Everyone else in Penderric had known for weeks about Joss’s affair with the Italian woman from the poetry festival. Apparently Joss had told Jeremy, Olivia’s husband, during one of the poets’ meetings. When she heard that, Clare wondered briefly, why Jeremy? She didn’t think he and Joss had ever been particularly close and she was almost certain that Joss and Olivia had been having an affair earlier in the year, but, of course, that was it! The juicy titbit had been tossed in Jeremy’s direction as a kind of consolation prize for Joss’s dalliance with his wife. Jeremy had always been rather a weak character. Clare could imagine him preening with the knowledge that he had become Joss’s confidant.

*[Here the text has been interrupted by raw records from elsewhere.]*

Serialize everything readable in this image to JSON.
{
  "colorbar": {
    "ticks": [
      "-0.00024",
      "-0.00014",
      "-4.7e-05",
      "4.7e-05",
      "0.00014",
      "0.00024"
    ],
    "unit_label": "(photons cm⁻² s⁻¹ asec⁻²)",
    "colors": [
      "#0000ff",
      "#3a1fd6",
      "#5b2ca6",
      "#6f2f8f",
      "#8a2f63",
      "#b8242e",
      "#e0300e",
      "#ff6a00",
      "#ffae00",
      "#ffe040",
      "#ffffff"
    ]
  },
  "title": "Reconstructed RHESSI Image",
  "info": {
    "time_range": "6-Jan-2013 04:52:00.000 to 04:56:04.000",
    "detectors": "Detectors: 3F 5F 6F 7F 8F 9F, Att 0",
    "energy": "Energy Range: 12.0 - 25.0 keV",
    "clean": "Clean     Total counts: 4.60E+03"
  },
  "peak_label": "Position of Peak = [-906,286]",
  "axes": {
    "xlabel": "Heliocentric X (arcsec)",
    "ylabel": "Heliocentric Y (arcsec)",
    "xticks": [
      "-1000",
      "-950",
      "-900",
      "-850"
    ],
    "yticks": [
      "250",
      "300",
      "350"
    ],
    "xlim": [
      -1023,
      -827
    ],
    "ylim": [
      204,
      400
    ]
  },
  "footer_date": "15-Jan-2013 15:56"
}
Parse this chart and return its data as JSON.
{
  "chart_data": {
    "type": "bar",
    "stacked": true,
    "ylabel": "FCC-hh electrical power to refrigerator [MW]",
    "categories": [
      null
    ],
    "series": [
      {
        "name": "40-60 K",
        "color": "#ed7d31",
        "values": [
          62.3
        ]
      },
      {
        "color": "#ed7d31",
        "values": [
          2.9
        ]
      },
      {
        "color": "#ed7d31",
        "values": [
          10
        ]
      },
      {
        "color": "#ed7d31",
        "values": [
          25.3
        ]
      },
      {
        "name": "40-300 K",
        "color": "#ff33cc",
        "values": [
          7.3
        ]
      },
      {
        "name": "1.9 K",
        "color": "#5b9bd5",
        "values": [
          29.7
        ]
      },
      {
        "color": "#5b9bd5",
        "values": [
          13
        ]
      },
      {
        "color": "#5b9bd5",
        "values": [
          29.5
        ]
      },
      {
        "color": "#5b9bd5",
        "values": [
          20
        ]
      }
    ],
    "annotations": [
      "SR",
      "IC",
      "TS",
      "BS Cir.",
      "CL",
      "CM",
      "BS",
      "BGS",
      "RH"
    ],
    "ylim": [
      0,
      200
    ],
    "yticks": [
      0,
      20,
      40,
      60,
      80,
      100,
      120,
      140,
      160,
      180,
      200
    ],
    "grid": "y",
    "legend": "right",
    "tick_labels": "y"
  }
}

She learned all the facts sitting in Amelia’s tea shop after dropping Tom at his playgroup. Amelia was overbearingly concerned about Clare’s welfare at the same time as being visibly cross that Clare had completely forgotten to deliver any jam for the past two weeks.
‘I do think you might have called,’ she chided Clare.
‘I’m sorry,’ Clare said.
‘I had to buy a few jars of Tiptree to tide me over,’ Amelia said, looking hurt. ‘I will be getting my usual order this week, won’t I?’ she asked with a slightly threatening edge to her voice. Deliver or die was the message.
‘No, I’m afraid you won’t,’ Clare heard herself saying, ‘I’m not making any more jam...’ Her hands were shaking with the shock of her unexpected resolve. She drained the willow-pattern cup. Amelia did make a very nice cup of Earl Grey, she thought, as she stood up and walked out.